Since 2020 digital adoption has accelerated in all businesses and industries. Now as artificial intelligence seeps into industries and hybrid structures take hold, experts urge companies to bridge gaps to sustain organisational capability. 

A new survey, by software site Capterra,  reveals 85% of participants believe job skills are becoming more reliant on the use of digital tools. And 83% believe their company should provide greater support as new technology is introduced.

HR consultant and onboarding expert, Greg Weiss, said: “Technology is transforming organisations – faster and more diverse than ever. Communication, collaboration, financial savings, productivity, and security are underpinning these shifts and forming the catalyst for change.”

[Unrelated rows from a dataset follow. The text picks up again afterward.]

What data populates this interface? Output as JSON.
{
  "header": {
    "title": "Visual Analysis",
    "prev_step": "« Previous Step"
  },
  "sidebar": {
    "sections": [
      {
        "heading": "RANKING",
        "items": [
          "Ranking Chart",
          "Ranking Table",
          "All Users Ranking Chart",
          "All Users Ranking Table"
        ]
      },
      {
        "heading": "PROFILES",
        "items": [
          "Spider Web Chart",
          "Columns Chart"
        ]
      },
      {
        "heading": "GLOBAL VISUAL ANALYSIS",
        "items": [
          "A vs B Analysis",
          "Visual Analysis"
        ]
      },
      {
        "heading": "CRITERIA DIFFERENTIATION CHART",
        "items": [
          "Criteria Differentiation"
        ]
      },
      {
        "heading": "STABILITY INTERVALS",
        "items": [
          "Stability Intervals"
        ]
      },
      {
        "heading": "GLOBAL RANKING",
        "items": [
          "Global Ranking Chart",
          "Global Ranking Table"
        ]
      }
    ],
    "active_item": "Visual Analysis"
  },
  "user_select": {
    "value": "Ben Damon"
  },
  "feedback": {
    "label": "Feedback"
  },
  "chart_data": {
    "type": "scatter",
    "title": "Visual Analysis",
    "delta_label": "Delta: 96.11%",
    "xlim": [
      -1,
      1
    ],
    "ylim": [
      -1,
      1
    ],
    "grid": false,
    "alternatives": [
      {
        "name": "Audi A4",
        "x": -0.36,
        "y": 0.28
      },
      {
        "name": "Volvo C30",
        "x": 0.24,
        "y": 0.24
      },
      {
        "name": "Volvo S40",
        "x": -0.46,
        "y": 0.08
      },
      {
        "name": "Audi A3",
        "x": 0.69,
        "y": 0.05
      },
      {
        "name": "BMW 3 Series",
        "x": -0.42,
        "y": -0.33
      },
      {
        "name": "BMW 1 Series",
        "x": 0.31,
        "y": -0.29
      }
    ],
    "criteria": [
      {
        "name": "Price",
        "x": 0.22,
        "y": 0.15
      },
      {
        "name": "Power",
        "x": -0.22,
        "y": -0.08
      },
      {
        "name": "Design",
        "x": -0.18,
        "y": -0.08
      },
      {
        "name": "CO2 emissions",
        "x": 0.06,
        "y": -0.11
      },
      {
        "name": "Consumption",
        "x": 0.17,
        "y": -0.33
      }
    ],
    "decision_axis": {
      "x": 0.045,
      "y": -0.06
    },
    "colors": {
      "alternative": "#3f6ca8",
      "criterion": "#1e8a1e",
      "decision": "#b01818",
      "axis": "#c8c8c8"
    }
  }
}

The top three challenges identified in the speed of digital transformation were:

  • the usage gap among employees (36%)
  • limited access to resources or training (35%) and
  • the constant introduction of new tools making it difficult to adapt (32%). 

While millennials are naturally inclined to digital tools (87%), interestingly, baby boomers and Generation Z are equally drawn to new technology (85%).

“The appetite is definitely there. It’s a matter of how these employees are facilitated and bridging the digital generation gap is crucial. A cookie-cutter approach to training and support doesn’t work in a divergent workforce – as their alignment differs,” says Weiss, founder of Career365.

To maximise the adoption of digital tools, 58% prefer on-site training, which demonstrates how a combination of digital and non-digital platforms can flourish in a hybrid working arrangement.

While the generational gap and limited access to training resources pose challenges, finding the right balance in digital tool adoption can create benefits. These include increased efficiency, reduced paperwork, and savings on work hours. There is potential to foster this environment as all generations prefer to manage their tasks digitally, including 35% of Generation X individuals, a slightly higher percentage compared to 31% of millennials who expressed this preference.

For baby boomers, brainstorming (37%), performance reviews (38%), and team-building sessions (37%) are preferred in-person, while Generation Z also prefers in-person team building (39%), training (34%), and brainstorming (31%). Digital performance reviews (28%) are preferred by Generation Z.